Bonus edilizi: sì alla quarta cessione, fino al 15 ottobre per lo sconto di imprese e partite Iva

Bonus Sud
L'Agenzia delle Entrate rende disponibile il modello per la richiesta del Bonus Sud

Si va verso la quarta cessione del credito di imposta per il superbonus 110% e i bonus edilizi. Ma solo in presenza della responsabilità solidale con il primo beneficiario originario della detrazione fiscale. Intanto, sia per la cessione dei crediti di imposta che per l’altra opzione, quella dello sconto in fattura, ci sarà tempo fino al 15 ottobre 2022 per le partite Iva e le imprese. Rimane immutato, invece, il termine di presentazione delle comunicazioni dei privati.

Superbonus 110% e bonus edilizi, le novità in arrivo su cessione dei crediti di imposta e sconto in fattura

Sia la quarta cessione del credito di imposta che la proroga dell’applicazione dello sconto in fattura fino al 15 ottobre per gli interventi effettuati in superbonus 110% o grazie agli altri bonus edilizi arrivano dall’emendamento 28.04 alla legge di conversione del decreto legge numero 17 del 2022 (cosiddetto decreto “Bollette”).

Credito di imposta su superbonus 110% e bonus edilizi: come funziona la quarta cessione?

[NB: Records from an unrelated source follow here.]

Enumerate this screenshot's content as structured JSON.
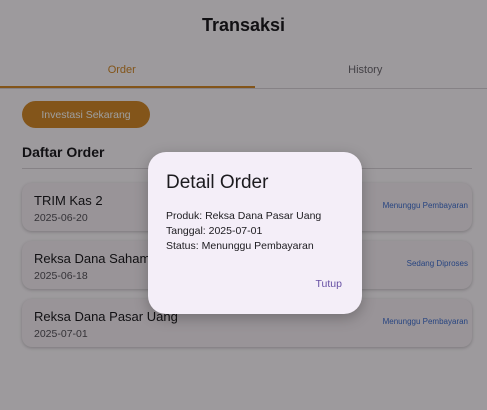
{
  "app_bar": {
    "title": "Transaksi"
  },
  "tabs": [
    {
      "label": "Order",
      "active": true
    },
    {
      "label": "History",
      "active": false
    }
  ],
  "invest_button": {
    "label": "Investasi Sekarang"
  },
  "section": {
    "title": "Daftar Order"
  },
  "orders": [
    {
      "product": "TRIM Kas 2",
      "date": "2025-06-20",
      "status": "Menunggu Pembayaran",
      "status_color": "#3f6fd0"
    },
    {
      "product": "Reksa Dana Saham",
      "date": "2025-06-18",
      "status": "Sedang Diproses",
      "status_color": "#3f6fd0"
    },
    {
      "product": "Reksa Dana Pasar Uang",
      "date": "2025-07-01",
      "status": "Menunggu Pembayaran",
      "status_color": "#3f6fd0"
    }
  ],
  "dialog": {
    "title": "Detail Order",
    "lines": [
      "Produk: Reksa Dana Pasar Uang",
      "Tanggal: 2025-07-01",
      "Status: Menunggu Pembayaran"
    ],
    "close_label": "Tutup"
  },
  "colors": {
    "accent": "#d38a2a",
    "link": "#6750a4",
    "divider": "#d8d2d8"
  }
}
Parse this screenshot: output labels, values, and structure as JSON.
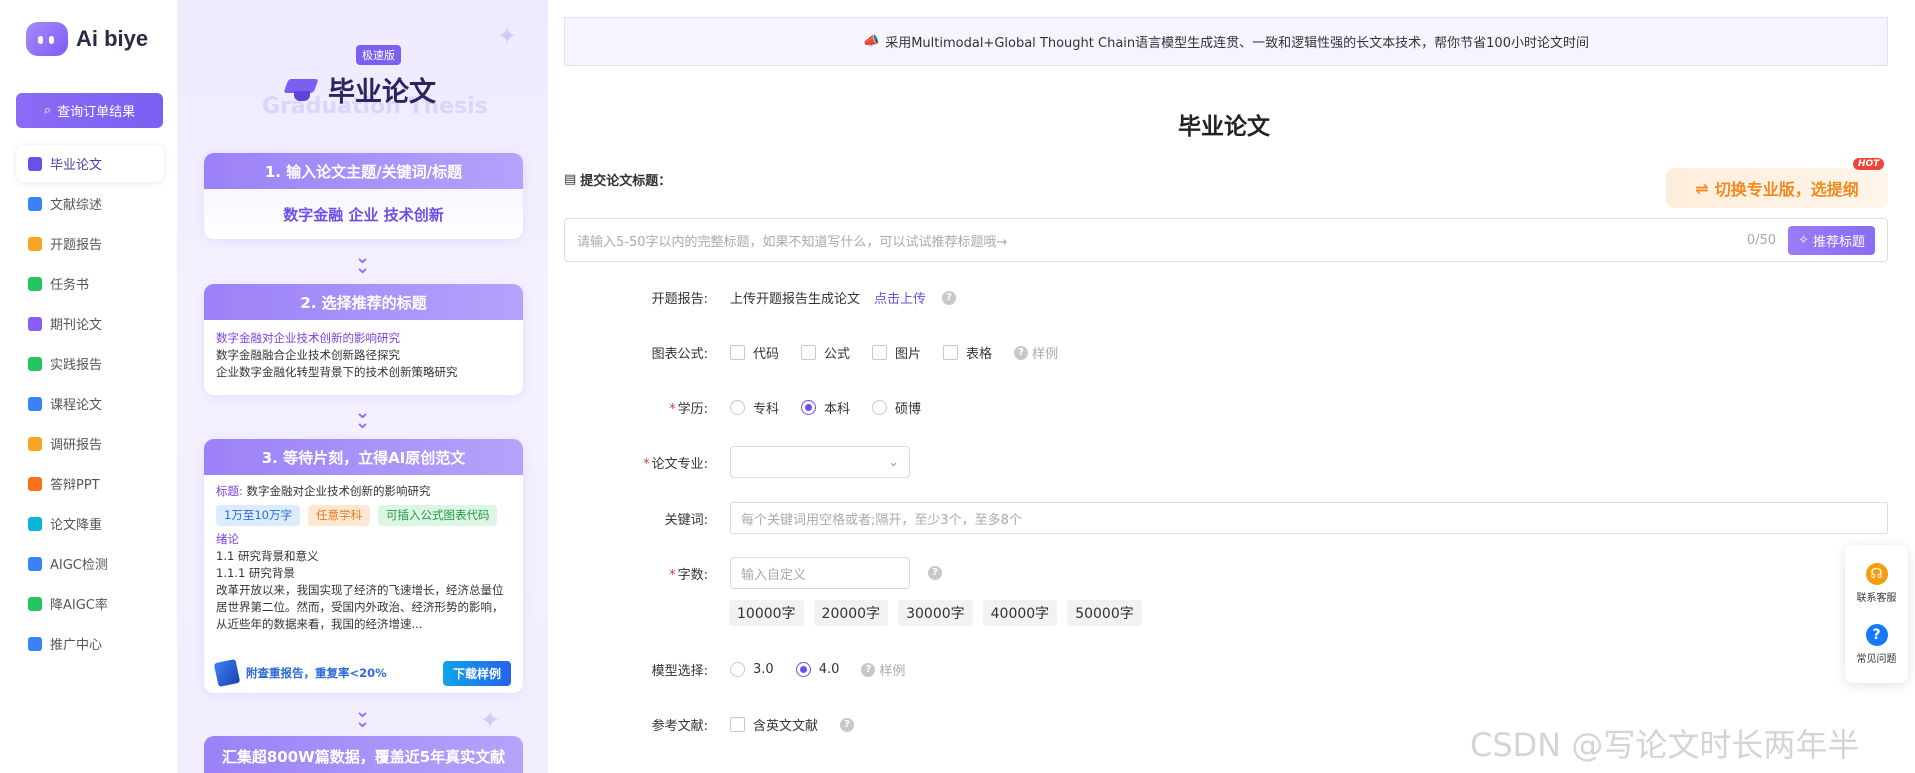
{
  "brand": {
    "name": "Ai biye"
  },
  "nav": {
    "query_button": "查询订单结果",
    "items": [
      {
        "label": "毕业论文",
        "icon": "graduation-cap-icon",
        "color": "#6c4fe8"
      },
      {
        "label": "文献综述",
        "icon": "document-icon",
        "color": "#3b82f6"
      },
      {
        "label": "开题报告",
        "icon": "report-icon",
        "color": "#f5a623"
      },
      {
        "label": "任务书",
        "icon": "checklist-icon",
        "color": "#22c55e"
      },
      {
        "label": "期刊论文",
        "icon": "journal-icon",
        "color": "#8b5cf6"
      },
      {
        "label": "实践报告",
        "icon": "practice-icon",
        "color": "#22c55e"
      },
      {
        "label": "课程论文",
        "icon": "course-icon",
        "color": "#3b82f6"
      },
      {
        "label": "调研报告",
        "icon": "survey-icon",
        "color": "#f5a623"
      },
      {
        "label": "答辩PPT",
        "icon": "ppt-icon",
        "color": "#f97316"
      },
      {
        "label": "论文降重",
        "icon": "reduce-icon",
        "color": "#06b6d4"
      },
      {
        "label": "AIGC检测",
        "icon": "aigc-detect-icon",
        "color": "#3b82f6"
      },
      {
        "label": "降AIGC率",
        "icon": "aigc-reduce-icon",
        "color": "#22c55e"
      },
      {
        "label": "推广中心",
        "icon": "promotion-icon",
        "color": "#3b82f6"
      }
    ]
  },
  "promo": {
    "badge": "极速版",
    "title": "毕业论文",
    "ghost_title": "Graduation Thesis",
    "step1": {
      "heading": "1. 输入论文主题/关键词/标题",
      "content": "数字金融 企业 技术创新"
    },
    "step2": {
      "heading": "2. 选择推荐的标题",
      "lines": [
        "数字金融对企业技术创新的影响研究",
        "数字金融融合企业技术创新路径探究",
        "企业数字金融化转型背景下的技术创新策略研究"
      ]
    },
    "step3": {
      "heading": "3. 等待片刻，立得AI原创范文",
      "title_label": "标题:",
      "title_value": "数字金融对企业技术创新的影响研究",
      "chips": [
        "1万至10万字",
        "任意学科",
        "可插入公式图表代码"
      ],
      "section": "绪论",
      "sub1": "1.1 研究背景和意义",
      "sub2": "1.1.1 研究背景",
      "paragraph": "改革开放以来，我国实现了经济的飞速增长，经济总量位居世界第二位。然而，受国内外政治、经济形势的影响，从近些年的数据来看，我国的经济增速...",
      "footer_text": "附查重报告，重复率<20%",
      "download": "下载样例"
    },
    "step4": "汇集超800W篇数据，覆盖近5年真实文献"
  },
  "banner": "采用Multimodal+Global Thought Chain语言模型生成连贯、一致和逻辑性强的长文本技术，帮你节省100小时论文时间",
  "form": {
    "page_title": "毕业论文",
    "submit_label": "提交论文标题：",
    "switch_button": "切换专业版，选提纲",
    "hot": "HOT",
    "title_placeholder": "请输入5-50字以内的完整标题，如果不知道写什么，可以试试推荐标题哦→",
    "counter": "0/50",
    "recommend_button": "推荐标题",
    "proposal": {
      "label": "开题报告:",
      "text": "上传开题报告生成论文",
      "link": "点击上传"
    },
    "figures": {
      "label": "图表公式:",
      "options": [
        "代码",
        "公式",
        "图片",
        "表格"
      ],
      "sample": "样例"
    },
    "degree": {
      "label": "学历:",
      "options": [
        "专科",
        "本科",
        "硕博"
      ],
      "selected": "本科"
    },
    "major": {
      "label": "论文专业:",
      "value": ""
    },
    "keywords": {
      "label": "关键词:",
      "placeholder": "每个关键词用空格或者;隔开，至少3个，至多8个"
    },
    "word_count": {
      "label": "字数:",
      "placeholder": "输入自定义",
      "chips": [
        "10000字",
        "20000字",
        "30000字",
        "40000字",
        "50000字"
      ]
    },
    "model": {
      "label": "模型选择:",
      "options": [
        "3.0",
        "4.0"
      ],
      "selected": "4.0",
      "sample": "样例"
    },
    "references": {
      "label": "参考文献:",
      "option": "含英文文献"
    }
  },
  "float_panel": {
    "service": "联系客服",
    "faq": "常见问题"
  },
  "watermark": "CSDN @写论文时长两年半"
}
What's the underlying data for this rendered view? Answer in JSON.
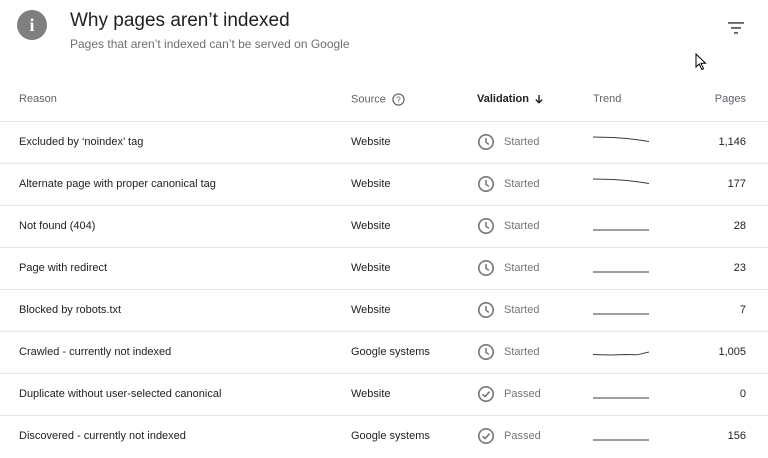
{
  "header": {
    "icon": "info-icon",
    "title": "Why pages aren’t indexed",
    "subtitle": "Pages that aren’t indexed can’t be served on Google"
  },
  "table": {
    "columns": {
      "reason": "Reason",
      "source": "Source",
      "validation": "Validation",
      "trend": "Trend",
      "pages": "Pages"
    },
    "rows": [
      {
        "reason": "Excluded by ‘noindex’ tag",
        "source": "Website",
        "validation": "Started",
        "validation_icon": "clock-icon",
        "pages": "1,146",
        "trend": "declining"
      },
      {
        "reason": "Alternate page with proper canonical tag",
        "source": "Website",
        "validation": "Started",
        "validation_icon": "clock-icon",
        "pages": "177",
        "trend": "declining"
      },
      {
        "reason": "Not found (404)",
        "source": "Website",
        "validation": "Started",
        "validation_icon": "clock-icon",
        "pages": "28",
        "trend": "flat"
      },
      {
        "reason": "Page with redirect",
        "source": "Website",
        "validation": "Started",
        "validation_icon": "clock-icon",
        "pages": "23",
        "trend": "flat"
      },
      {
        "reason": "Blocked by robots.txt",
        "source": "Website",
        "validation": "Started",
        "validation_icon": "clock-icon",
        "pages": "7",
        "trend": "flat"
      },
      {
        "reason": "Crawled - currently not indexed",
        "source": "Google systems",
        "validation": "Started",
        "validation_icon": "clock-icon",
        "pages": "1,005",
        "trend": "rising"
      },
      {
        "reason": "Duplicate without user-selected canonical",
        "source": "Website",
        "validation": "Passed",
        "validation_icon": "check-circle-icon",
        "pages": "0",
        "trend": "flat"
      },
      {
        "reason": "Discovered - currently not indexed",
        "source": "Google systems",
        "validation": "Passed",
        "validation_icon": "check-circle-icon",
        "pages": "156",
        "trend": "flat"
      }
    ]
  },
  "colors": {
    "icon_gray": "#757575",
    "text": "#202124",
    "muted": "#5f6368"
  }
}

La prima novità riguarda la cessione del credito di imposta sui lavori edilizi con le agevolazioni fiscali. Dal 1° maggio 2022 si potrà beneficiare della quarta cessione del credito di imposta a condizione che, dopo la terza cessione del credito di imposta sui bonus edilizi e superbonus 110%, nella quarta cessione vi sia la responsabilità in solido direttamente con il beneficiario originario dell’agevolazione, ovvero il committente.

Credito di imposta, con la quarta cessione si sblocca la circolazione della moneta fiscale

Sostanzialmente, la quarta cessione del credito di imposta serve soprattutto a sbloccare la circolazione della moneta fiscale. Allo stato attuale della normativa, le prime tre cessioni (la prima verso qualunque soggetto, la seconda e la terza verso soggetti controllati) pone il problema dell’esaurimento della capienza fiscale delle banche e delle altre società ammesse. Problema che, in vari casi, sta già emergendo.

Quarta cessione del credito di imposta dei bonus edilizi, verso chi si può fare?

Pertanto, a differenza della seconda e della terza cessione del credito di imposta dei bonus e superbonus edilizi, la quarta cessione può essere fatta verso qualunque soggetto. La cessione può essere considerata libera. Ma chi effettua la quarta cessione verrà considerato responsabile in solido con il titolare della detrazione. Tale responsabilità si concretizza nelle verifiche e nei controlli dell’Agenzia delle entrate in merito ai requisiti che originano il diritto al superbonus 110% e ai bonus edilizi. La quarta cessione può essere fatta, dunque, da un soggetto controllato a un qualsiasi soggetto.

Seconda e terza cessione del credito di imposta: rimane immutata la necessità di farle in regime controllato

La seconda e la terza cessione del credito di imposta, come prevede la normativa attuale, deve essere rivolta a favore di banche e di intermediari finanziari in regime controllato. Ovvero, gli istituti bancari devono essere iscritti all’albo previsto dall’articolo 106 del Testo unico bancario (Tub). Sono ammesse anche le società appartenenti ai gruppi bancari e le compagnie assicurative.

Nuove scadenza comunicazione di cessione dei crediti e di sconto in fatture per imprese, partite Iva: rimane immutato il termine per i privati

Lo stesso emendamento, approvato dalle commissioni riunite dell’Ambiente e delle Attività produttive della Camera, prevede la proroga della comunicazione della cessione del credito di imposta e dell’applicazione dello sconto in fattura in esclusiva ai soggetti Ires e alle partite Iva con data fissata al 15 ottobre 2022. Lo slittamento è di oltre cinque mese, dal termine in scadenza al prossimo 29 aprile. Si tratta dei soggetti, dunque, chiamati a presentare la dichiarazione dei redditi alla scadenza del 30 novembre prossimo. Lo slittamento permetterà alle imprese che hanno applicato lo sconto in fattura ai propri clienti di avere più tempo per evitare rischi di liquidità. Per i privati, invece, il termine per procedere con le comunicazioni rimane immutato e fissato al 29 aprile 2022.